Le vice-président de la Banque mondiale pour l’Afrique, Makhtar Diop, était l’invité de la deuxième édition des Débats du Monde Afrique « Les femmes, avenir du continent africain ». Pour cet économiste sénégalais, il est crucial de créer les conditions nécessaires pour attirer les investisseurs privés dans les secteurs de l’énergie et de l’agriculture.
Comment l’Afrique subsaharienne résiste-t-elle à la chute des cours des matières premières ?
Le boum économique est derrière nous. L’euphorie que certains ont pu connaître doit laisser place au réalisme et à l’anticipation. La croissance de l’Afrique subsaharienne a ralenti à 3,4 % en 2015, contre 4,6 % l’année précédente. Même si on espère un rebond à 4,2 % en 2017, les Etats africains doivent réagir, réformer des pans de leurs économies parfois, et renforcer leur capacité d’adaptation à ce nouvel environnement économique marqué par une baisse durable des cours du pétrole.

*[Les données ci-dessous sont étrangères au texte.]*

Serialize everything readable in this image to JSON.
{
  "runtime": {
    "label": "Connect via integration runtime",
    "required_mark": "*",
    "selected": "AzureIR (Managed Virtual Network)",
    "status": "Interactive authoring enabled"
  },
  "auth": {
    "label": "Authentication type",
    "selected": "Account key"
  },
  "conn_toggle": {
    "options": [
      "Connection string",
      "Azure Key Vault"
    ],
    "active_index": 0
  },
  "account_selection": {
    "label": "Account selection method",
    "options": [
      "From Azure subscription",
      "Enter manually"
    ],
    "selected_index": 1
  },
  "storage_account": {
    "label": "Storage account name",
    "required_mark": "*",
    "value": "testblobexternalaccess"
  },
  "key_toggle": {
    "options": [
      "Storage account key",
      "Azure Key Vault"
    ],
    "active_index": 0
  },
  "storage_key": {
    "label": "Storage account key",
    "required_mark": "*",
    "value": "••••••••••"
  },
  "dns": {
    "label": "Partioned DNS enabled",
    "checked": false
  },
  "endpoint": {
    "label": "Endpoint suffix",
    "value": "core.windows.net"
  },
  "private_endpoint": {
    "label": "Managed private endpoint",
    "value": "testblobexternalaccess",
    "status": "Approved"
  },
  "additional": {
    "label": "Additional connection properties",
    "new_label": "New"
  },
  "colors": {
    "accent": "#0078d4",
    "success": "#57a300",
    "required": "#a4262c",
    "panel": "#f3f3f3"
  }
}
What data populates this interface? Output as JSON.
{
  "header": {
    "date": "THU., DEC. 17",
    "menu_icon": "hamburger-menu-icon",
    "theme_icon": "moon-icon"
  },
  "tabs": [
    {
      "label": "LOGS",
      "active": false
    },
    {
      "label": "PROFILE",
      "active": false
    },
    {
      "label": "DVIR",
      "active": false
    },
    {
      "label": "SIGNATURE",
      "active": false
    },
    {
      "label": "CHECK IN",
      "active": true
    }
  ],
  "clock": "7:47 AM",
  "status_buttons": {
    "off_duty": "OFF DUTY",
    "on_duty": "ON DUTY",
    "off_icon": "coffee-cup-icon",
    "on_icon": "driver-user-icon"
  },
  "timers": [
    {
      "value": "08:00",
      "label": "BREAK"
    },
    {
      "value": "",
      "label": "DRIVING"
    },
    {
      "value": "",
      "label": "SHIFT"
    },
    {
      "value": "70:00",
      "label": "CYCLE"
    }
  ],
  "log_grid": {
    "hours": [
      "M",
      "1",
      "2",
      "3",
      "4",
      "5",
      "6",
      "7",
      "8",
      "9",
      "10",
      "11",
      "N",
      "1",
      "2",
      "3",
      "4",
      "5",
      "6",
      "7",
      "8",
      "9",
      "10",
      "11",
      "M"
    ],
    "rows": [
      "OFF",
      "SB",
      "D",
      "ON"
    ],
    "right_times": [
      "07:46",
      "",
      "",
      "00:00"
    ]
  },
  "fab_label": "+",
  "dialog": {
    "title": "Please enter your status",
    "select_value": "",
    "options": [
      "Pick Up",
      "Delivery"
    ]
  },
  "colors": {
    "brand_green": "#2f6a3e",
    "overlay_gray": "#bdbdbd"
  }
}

A cela s’ajoute la situation économique et financière de la Chine, principal partenaire commercial de l’Afrique subsaharienne. Ce qui a impacté les investissements et les échanges commerciaux.
Mais pour moi ce nouvel environnement offre des opportunités. Car ce contexte devrait accélérer les transformations structurelles et la diversification des économies. Il n’est plus possible pour les Etats africains de continuer à importer la majorité de sa consommation de produits alimentaires alors qu’il dispose d’un vrai potentiel agricole souvent négligé.
Quelles solutions proposez-vous aux Etats ?
Cette année, mes deux priorités sont l’agriculture et l’électricité. L’accès à l’énergie est une chose, mais c’est surtout sur le coût de cette énergie, encore très élevé, sur lequel il faut agir.
Pour ce faire, je souhaite inciter et accompagner les Etats dans une réforme des compagnies de distribution d’électricité. La plupart de ces sociétés publiques se trouvent dans des situations financières très mauvaises, ce qui est une entrave à l’électrification du continent. Ces réformes doivent prendre en compte l’entrée d’acteurs privés sur ce secteur longtemps réservé au public.
On le voit bien dans l’agriculture. Certains pays ont accéléré leur réforme foncière comme le Sénégal. Quant à la République démocratique du Congo, elle a attiré des acteurs privés sud-africains pour investir dans le secteur agricole. Selon les autorités de Kinshasa, un investissement dans le secteur de l’agro-industrie a permis de réduire de moitié le prix d’un sac de maïs.
image: http://s2.lemde.fr/image/2016/02/25/768×0/4871229_7_49bd_une-fermiere-congolaise-a-kiwanja-en_af6b44aacb7f921d551f9859ae2687c9.jpg
Une fermière congolaise, à Kiwanja, en République démocratique du Congo. Crédits : JUNIOR D. KANNAH/AFP
Ce sont finalement les mêmes priorités définies par le nigérian Akinwumi Adesina, président de la Banque africaine de développement ?
Akinwumi Adesina est un bon ami. On ne s’est pas coordonné mais il est vrai que nous sommes arrivés au même constat. Il me semble important que les Etats africains orientent leurs efforts sur ces activités transversales qui impacteront mécaniquement le bien-être des ménages, permettront une relance de l’industrie et de la transformation de la richesse sur place.
Je veux profiter du fait que de plus en plus de pays nous demandent des appuis budgétaires à cause de la baisse des recettes provoquée par la chute du cours des hydrocarbures. On ne va pas forcément réduire nos soutiens mais on va faire en sorte qu’ils servent ces priorités et soient utilisés pour renforcer ces secteurs et amorcer ces réformes structurelles.